1131P - Efficacy and safety of ipilimumab reinduction therapy patients with pretreated advanced melanoma participating in an Expanded Access Programme (EAP)...

Date 01 October 2012
Event ESMO Congress 2012
Session Poster presentation III
Topics Immunotherapy
Skin cancers
Presenter Jacopo Pigozzo
Authors J. Pigozzo1, L. Calabrò2, P.A. Ascierto3, F. De Galitiis4, P.F. Ferrucci5, P. Queirolo6, M.G. Bernengo7, M. Aglietta8, M. Mandala9, M. Del Vecchio10
  • 1U.o.oncologia Medica, Istituto Oncologico Veneto IOV-IRCCS, IT-35128 - Padova/IT
  • 2Department Of Oncology, Medical Oncology and Immunotherapy,University Hospital of Siena, Siena/IT
  • 3Unit Of Medical Oncoloty And Innovative Therapy, Istituto Nazionale Tumori Fondazione G. Pascale, Napoli/IT
  • 4Department Of Oncology, Dermopathic Institute of the Immaculate IDI-IRCCS, Rome/IT
  • 5Melanoma And Sarcoma, Istituto Europeo di Oncologia, IT-20141 - Milano/IT
  • 6National Institute For Cancer Research, San Martino Hospital, Genova/IT
  • 7Institute Of Dermatology, University Hospital St John the Baptist, Turin/IT
  • 8Div Oncologia Ed Ematologia, Fondazione Piemontese per la Ricerca sul Cancro Onlus, IT-10060 - Candiolo/IT
  • 9Oncology And Haematology, Ospedali Riuniti di Bergamo, 24100 - Bergamo/IT
  • 10Oncologia Medica, National Cancer Institute, Milan/IT



In the registrational phase III trial of ipilimumab, patients who progressed after initially responding to ipilimumab treatment could subsequently receive additional ipilimumab therapy with the same treatment regimen (reinduction). Here, we describe efficacy and safety data from the Italian subgroup of patients in the EAP who received reinduction with ipilimumab outside of a clinical trial setting.


Ipilimumab was available upon physician request for patients aged ≥16 years with life-threatening, unresectable stage III/IV melanoma who failed or did not tolerate previous treatments and for whom no therapeutic option was available. Induction therapy with ipilimumab was 3 mg/kg every 3 weeks for 4 doses. Patients who progressed after stable disease (SD) lasting ≥3 months or an initial partial response (PR) or complete response (CR) were eligible for reinduction therapy at the same dose/schedule. Tumour assessments were conducted at baseline and after completion of induction therapy using immune-related response criteria. Patients were monitored for adverse events (AEs), including immune-related AEs, within 3 to 4 days of each ipilimumab dose using Common Terminology Criteria for Adverse Events v.3.0.

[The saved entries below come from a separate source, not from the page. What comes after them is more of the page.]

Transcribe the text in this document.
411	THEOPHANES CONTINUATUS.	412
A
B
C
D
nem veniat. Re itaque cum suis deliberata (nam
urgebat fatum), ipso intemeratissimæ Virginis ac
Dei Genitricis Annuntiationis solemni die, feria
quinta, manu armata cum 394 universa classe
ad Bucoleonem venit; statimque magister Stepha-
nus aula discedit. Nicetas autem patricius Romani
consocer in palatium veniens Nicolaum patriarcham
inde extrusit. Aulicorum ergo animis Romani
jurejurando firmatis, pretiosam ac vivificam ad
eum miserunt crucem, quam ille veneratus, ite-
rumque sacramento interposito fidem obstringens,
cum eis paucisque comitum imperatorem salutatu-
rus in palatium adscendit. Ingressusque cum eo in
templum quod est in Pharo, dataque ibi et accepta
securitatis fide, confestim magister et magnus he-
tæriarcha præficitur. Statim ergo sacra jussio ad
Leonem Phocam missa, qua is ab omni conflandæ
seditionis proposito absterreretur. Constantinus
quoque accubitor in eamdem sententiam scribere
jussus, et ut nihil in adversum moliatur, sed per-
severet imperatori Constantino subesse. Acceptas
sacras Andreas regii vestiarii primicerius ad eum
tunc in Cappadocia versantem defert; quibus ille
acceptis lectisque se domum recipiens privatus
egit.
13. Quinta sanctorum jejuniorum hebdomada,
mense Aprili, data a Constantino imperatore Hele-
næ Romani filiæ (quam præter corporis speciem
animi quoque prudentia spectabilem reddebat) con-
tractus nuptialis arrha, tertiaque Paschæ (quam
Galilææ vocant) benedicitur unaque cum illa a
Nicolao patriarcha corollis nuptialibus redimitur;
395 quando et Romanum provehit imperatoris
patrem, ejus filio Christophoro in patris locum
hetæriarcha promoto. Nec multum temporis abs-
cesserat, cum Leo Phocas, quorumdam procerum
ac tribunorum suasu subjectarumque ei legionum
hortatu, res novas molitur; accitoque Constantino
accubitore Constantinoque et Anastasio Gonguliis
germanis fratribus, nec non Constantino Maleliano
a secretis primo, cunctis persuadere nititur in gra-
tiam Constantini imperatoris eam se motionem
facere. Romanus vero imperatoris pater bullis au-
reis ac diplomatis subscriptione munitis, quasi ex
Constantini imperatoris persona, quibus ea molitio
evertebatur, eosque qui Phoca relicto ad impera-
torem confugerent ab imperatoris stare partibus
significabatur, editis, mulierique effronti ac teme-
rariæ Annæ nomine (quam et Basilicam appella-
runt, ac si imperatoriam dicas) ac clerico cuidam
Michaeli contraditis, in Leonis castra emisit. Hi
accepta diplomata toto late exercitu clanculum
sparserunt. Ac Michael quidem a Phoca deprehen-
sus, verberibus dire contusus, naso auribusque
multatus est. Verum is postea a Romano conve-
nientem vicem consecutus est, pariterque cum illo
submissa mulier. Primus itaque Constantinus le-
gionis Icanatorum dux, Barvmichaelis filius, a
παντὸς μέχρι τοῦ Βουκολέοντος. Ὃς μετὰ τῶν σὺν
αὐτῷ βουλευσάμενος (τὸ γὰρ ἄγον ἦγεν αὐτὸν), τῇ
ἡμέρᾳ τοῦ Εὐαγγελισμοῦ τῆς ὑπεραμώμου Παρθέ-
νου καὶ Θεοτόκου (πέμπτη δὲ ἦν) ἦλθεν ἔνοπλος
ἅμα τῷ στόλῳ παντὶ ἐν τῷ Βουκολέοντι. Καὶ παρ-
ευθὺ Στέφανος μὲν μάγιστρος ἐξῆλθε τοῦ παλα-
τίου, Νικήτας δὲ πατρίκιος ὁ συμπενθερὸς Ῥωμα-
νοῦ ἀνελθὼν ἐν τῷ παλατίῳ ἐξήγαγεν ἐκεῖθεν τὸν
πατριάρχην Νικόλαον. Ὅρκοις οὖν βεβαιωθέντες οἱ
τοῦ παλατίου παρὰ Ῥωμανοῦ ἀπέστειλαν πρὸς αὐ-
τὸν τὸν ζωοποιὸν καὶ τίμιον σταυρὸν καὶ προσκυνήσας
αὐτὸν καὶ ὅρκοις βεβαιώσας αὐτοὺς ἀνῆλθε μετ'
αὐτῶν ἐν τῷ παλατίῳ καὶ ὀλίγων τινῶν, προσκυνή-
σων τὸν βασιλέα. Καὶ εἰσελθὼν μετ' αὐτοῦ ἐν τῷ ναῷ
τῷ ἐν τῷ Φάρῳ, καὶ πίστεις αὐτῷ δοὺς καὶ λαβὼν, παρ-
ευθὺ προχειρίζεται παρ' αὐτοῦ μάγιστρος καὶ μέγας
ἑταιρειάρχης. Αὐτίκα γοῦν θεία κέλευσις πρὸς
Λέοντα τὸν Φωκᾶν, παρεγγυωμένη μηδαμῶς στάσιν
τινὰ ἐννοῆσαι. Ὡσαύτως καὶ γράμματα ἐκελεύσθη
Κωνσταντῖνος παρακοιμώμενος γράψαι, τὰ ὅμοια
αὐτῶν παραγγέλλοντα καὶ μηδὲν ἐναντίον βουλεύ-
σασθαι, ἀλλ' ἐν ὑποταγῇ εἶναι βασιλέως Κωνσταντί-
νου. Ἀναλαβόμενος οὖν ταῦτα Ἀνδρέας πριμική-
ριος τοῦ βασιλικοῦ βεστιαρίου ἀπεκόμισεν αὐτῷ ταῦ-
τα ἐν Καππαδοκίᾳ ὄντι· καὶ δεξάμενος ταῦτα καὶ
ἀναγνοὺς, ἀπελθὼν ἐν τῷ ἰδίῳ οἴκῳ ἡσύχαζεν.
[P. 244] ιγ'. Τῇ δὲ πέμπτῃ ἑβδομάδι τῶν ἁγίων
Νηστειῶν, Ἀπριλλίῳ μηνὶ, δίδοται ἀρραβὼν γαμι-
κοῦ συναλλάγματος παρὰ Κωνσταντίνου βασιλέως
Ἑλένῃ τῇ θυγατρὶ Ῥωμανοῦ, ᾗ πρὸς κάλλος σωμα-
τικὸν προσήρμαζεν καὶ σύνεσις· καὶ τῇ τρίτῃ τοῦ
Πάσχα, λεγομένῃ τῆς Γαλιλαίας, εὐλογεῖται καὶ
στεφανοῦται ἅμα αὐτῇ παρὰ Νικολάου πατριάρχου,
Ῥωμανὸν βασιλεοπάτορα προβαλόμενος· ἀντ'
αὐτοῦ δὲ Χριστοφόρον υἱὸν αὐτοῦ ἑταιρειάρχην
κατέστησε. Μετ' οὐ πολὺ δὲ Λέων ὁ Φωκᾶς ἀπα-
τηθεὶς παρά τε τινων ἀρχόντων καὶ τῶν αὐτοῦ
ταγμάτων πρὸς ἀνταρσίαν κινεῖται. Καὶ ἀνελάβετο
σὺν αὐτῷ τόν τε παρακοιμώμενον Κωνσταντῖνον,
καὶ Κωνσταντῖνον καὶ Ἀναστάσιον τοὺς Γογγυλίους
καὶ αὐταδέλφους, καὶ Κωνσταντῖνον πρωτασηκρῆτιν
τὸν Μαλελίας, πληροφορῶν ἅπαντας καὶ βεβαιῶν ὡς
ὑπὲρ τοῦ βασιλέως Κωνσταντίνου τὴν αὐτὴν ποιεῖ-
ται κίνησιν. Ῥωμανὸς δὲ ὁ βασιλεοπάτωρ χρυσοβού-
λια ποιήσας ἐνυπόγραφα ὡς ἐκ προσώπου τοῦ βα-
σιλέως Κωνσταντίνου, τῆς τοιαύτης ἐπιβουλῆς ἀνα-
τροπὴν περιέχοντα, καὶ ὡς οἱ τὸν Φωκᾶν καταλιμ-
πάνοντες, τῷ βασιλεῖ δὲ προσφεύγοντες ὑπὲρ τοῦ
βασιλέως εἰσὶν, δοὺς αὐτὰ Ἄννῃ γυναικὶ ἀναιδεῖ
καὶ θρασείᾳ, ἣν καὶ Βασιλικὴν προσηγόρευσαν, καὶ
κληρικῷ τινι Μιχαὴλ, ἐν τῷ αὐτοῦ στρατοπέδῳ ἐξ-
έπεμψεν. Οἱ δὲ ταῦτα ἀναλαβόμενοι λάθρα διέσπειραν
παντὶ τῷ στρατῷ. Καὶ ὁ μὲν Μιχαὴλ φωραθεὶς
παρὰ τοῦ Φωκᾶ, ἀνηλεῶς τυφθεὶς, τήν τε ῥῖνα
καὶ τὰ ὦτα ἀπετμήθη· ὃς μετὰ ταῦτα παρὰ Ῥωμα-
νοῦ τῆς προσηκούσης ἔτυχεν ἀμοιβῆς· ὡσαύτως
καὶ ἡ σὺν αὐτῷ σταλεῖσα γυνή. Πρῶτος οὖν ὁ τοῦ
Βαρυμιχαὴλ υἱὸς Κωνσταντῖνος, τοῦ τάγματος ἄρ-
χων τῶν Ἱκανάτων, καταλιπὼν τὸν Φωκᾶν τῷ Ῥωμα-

Of 848 patients participating in the EAP in Italy, 59 received reinduction treatment. After a median follow-up of 10 months, the disease control rate among 26 reinduced patients with data available was 100%; comprising nine patients with a PR and 17 with SD. Overall, only two reinduced patients died as a result of disease progression, after 11 and 13 months. As of April 2012, median overall survival for patients that received reinduction therapy had not yet been reached. In total, 57% patients reported grade 1/2 AEs. Grade 3/4 AEs were reported by 15% patients, but were only considered drug-related in one patient. AEs were generally reversible with treatment as per protocol-specific guidelines.


Considering available data, reinduction with ipilimumab resulted in durable objective responses and/or stable disease. No new types of toxicities occurred during reinduction and most events were mild-to-moderate.


P.A. Ascierto: PA has served as a consultant for Merck Sharp & Dohme, and as an advisor to Bristol-Myers Squibb (BMS), Merck Sharp & Dohme, Roche, GlaxoSmithKline, Amgen, Celgene, Medimmune and Novartis. He has received honoraria from BMS, Merck Sharp & Dohme and Roche.

P. Queirolo: Paola Queirolo has acted as an advisor for Roche, GlaxoSmithKline, Bristol-Myers Squibb and Schering-Plough and received honoraria from Bristol-Myers Squibb and Roche.

M.G. Bernengo: Maria Grazia Bernengo has acted as an advisor to Bristol-Myers Squibb, Novartis and Pfizer.

All other authors have declared no conflicts of interest.